The sights and sounds of the city “can be overstimulating and distracting for children and teens with autism, often leading to wandering as a way to escape. Voluntary tracking devices will help our teachers and parents in the event that the child runs away and, God forbid, goes missing,” said Schumer. “DOJ already funds these devices for individuals with Alzheimer’s, and they should do the same for children with autism spectrum disorder. Funding this program will help put school systems and parents of children and teens with autism at ease knowing where their children are.”

“As a leading provider of services to children with autism spectrum disorder, Nassau BOCES takes the safety and security of our children very seriously. This program would provide parents with an additional option to consider in the care and education of their child,” said Dr. Thomas Rogers, superintendent of Nassau BOCES.

“This type of tracking device has the potential to provide peace of mind for caregivers who have struggled with the challenge of elopement in their nonverbal children with autism for many years. All of the training, home alarm systems and other supports that can be put into place to keep a child who is prone to elopement safe are not foolproof. A safeguard such as this tracking system, that can help to quickly locate a child who has managed to elope, is vital in the quest to keep children with special needs safe,” said Dr. Julie Davis Luz, deputy superintendent for educational services at Eastern Suffolk BOCES.

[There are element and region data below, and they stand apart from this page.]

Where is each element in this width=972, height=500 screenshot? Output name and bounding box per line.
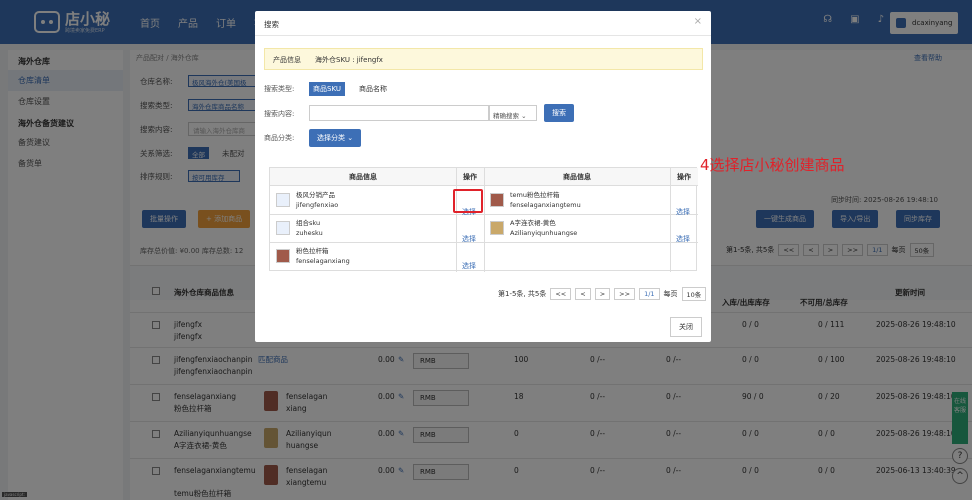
per-page-select[interactable]: 10条 bbox=[681, 287, 707, 301]
product-info-bar: 产品信息 海外仓SKU : jifengfx bbox=[264, 48, 703, 70]
highlight-box bbox=[453, 189, 483, 213]
left-item-name: 粉色拉杆箱 bbox=[296, 247, 329, 255]
pager-next[interactable]: > bbox=[594, 288, 611, 300]
modal-pagination: 第1-5条, 共5条 << < > >> 1/1 每页 10条 bbox=[498, 287, 707, 301]
modal-search-input[interactable] bbox=[309, 105, 489, 121]
select-button[interactable]: 选择 bbox=[676, 207, 690, 217]
select-category-label: 选择分类 bbox=[317, 134, 345, 142]
modal-search-type-label: 搜索类型: bbox=[264, 85, 295, 93]
type-sku-tag[interactable]: 商品SKU bbox=[309, 82, 345, 96]
match-mode-label: 精确搜索 bbox=[493, 112, 519, 120]
modal-divider bbox=[255, 35, 711, 36]
info-value: 海外仓SKU : jifengfx bbox=[315, 56, 383, 64]
product-thumbnail bbox=[276, 221, 290, 235]
product-results-table: 商品信息 操作 商品信息 操作 极风分销产品 jifengfenxiao 选择 … bbox=[269, 167, 698, 272]
table-divider bbox=[270, 214, 698, 215]
close-icon[interactable]: × bbox=[694, 16, 702, 27]
per-page-label: 每页 bbox=[663, 290, 678, 298]
table-divider bbox=[270, 242, 698, 243]
select-button[interactable]: 选择 bbox=[462, 234, 476, 244]
right-item-sku: Azilianyiqunhuangse bbox=[510, 229, 578, 237]
col-left-product-info: 商品信息 bbox=[270, 168, 456, 186]
product-thumbnail bbox=[276, 193, 290, 207]
left-item-name: 极风分销产品 bbox=[296, 191, 335, 199]
chevron-down-icon: ⌄ bbox=[521, 112, 527, 120]
left-item-sku: jifengfenxiao bbox=[296, 201, 339, 209]
modal-search-button[interactable]: 搜索 bbox=[544, 104, 574, 122]
col-left-op: 操作 bbox=[456, 168, 484, 186]
right-item-name: A字连衣裙-黄色 bbox=[510, 219, 556, 227]
pager-last[interactable]: >> bbox=[614, 288, 636, 300]
info-label: 产品信息 bbox=[273, 56, 301, 64]
modal-title: 搜索 bbox=[264, 20, 279, 29]
select-category-button[interactable]: 选择分类 ⌄ bbox=[309, 129, 362, 147]
table-divider bbox=[670, 168, 671, 272]
search-modal: 搜索 × 产品信息 海外仓SKU : jifengfx 搜索类型: 商品SKU 商… bbox=[255, 11, 845, 342]
left-item-name: 组合sku bbox=[296, 219, 321, 227]
product-thumbnail bbox=[490, 221, 504, 235]
right-item-name: temu粉色拉杆箱 bbox=[510, 191, 560, 199]
right-item-sku: fenselaganxiangtemu bbox=[510, 201, 581, 209]
type-name-tag[interactable]: 商品名称 bbox=[355, 82, 391, 96]
left-item-sku: zuhesku bbox=[296, 229, 323, 237]
modal-close-button[interactable]: 关闭 bbox=[670, 317, 702, 337]
col-right-op: 操作 bbox=[670, 168, 698, 186]
col-right-product-info: 商品信息 bbox=[484, 168, 670, 186]
step-annotation: 4选择店小秘创建商品 bbox=[700, 156, 845, 174]
select-button[interactable]: 选择 bbox=[462, 261, 476, 271]
match-mode-select[interactable]: 精确搜索 ⌄ bbox=[489, 105, 537, 121]
table-divider bbox=[456, 168, 457, 272]
left-item-sku: fenselaganxiang bbox=[296, 257, 350, 265]
modal-search-content-label: 搜索内容: bbox=[264, 110, 295, 118]
pager-prev[interactable]: < bbox=[575, 288, 591, 300]
product-thumbnail bbox=[490, 193, 504, 207]
category-label: 商品分类: bbox=[264, 134, 295, 142]
pager-first[interactable]: << bbox=[550, 288, 572, 300]
select-button[interactable]: 选择 bbox=[676, 234, 690, 244]
pager-summary: 第1-5条, 共5条 bbox=[498, 290, 547, 298]
product-thumbnail bbox=[276, 249, 290, 263]
table-divider bbox=[484, 168, 485, 272]
pager-current: 1/1 bbox=[639, 288, 660, 300]
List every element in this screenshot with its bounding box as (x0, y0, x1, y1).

“Bolting,” the experts explain, is running or wandering common among children and teens with autism. This is technically called elopement, which is the tendency to leave a safe place. Children and teens who exhibit this behavior tend to be at the severe end of ASDs.

The experts say that children and teens with autism tend to run for various reasons, including avoiding a demand or situation, sensory overload or trying to get to something or someone that they want to see. Often, by having a significant lack of impulse control and significant safety awareness, everyday situations may prove challenging, if not dangerous, to those living with autism.

According to Schumer’s office, “Tracking technology includes personal locating devices that can prevent tragedy when individuals wander from school or home and are lost. Tracking devices can be worn as nontampering wristwatches, anklets or clipped onto belt loops or onto shoelaces. When users of the device are missing, the caregiver/school system notifies the device company, and a trained emergency team responds to the area. Most who wander are found within a few miles from home. Recovery time for Project Lifesaver users, a maker of one of the devices, averages 30 minutes, which is 95 percent less time than it takes to find those without these tracking devices.” Schumer noted that these devices should be used in conjunction with other educational and behavior supports.

According to a study conducted by the Interactive Autism Network and AWAARE, “49 percent of children and teens with autism attempt to run or wander. Of those who attempted to run, 53 percent of the children were missing long enough to cause serious concern.”

With the family doing radio and TV interviews, the story has gone national, picked up by network and cable media, including all the local stations, MSNBC, CNN and BET. Law enforcement predicts that Avonte Oquendo could be anywhere in the city or even outside of the city.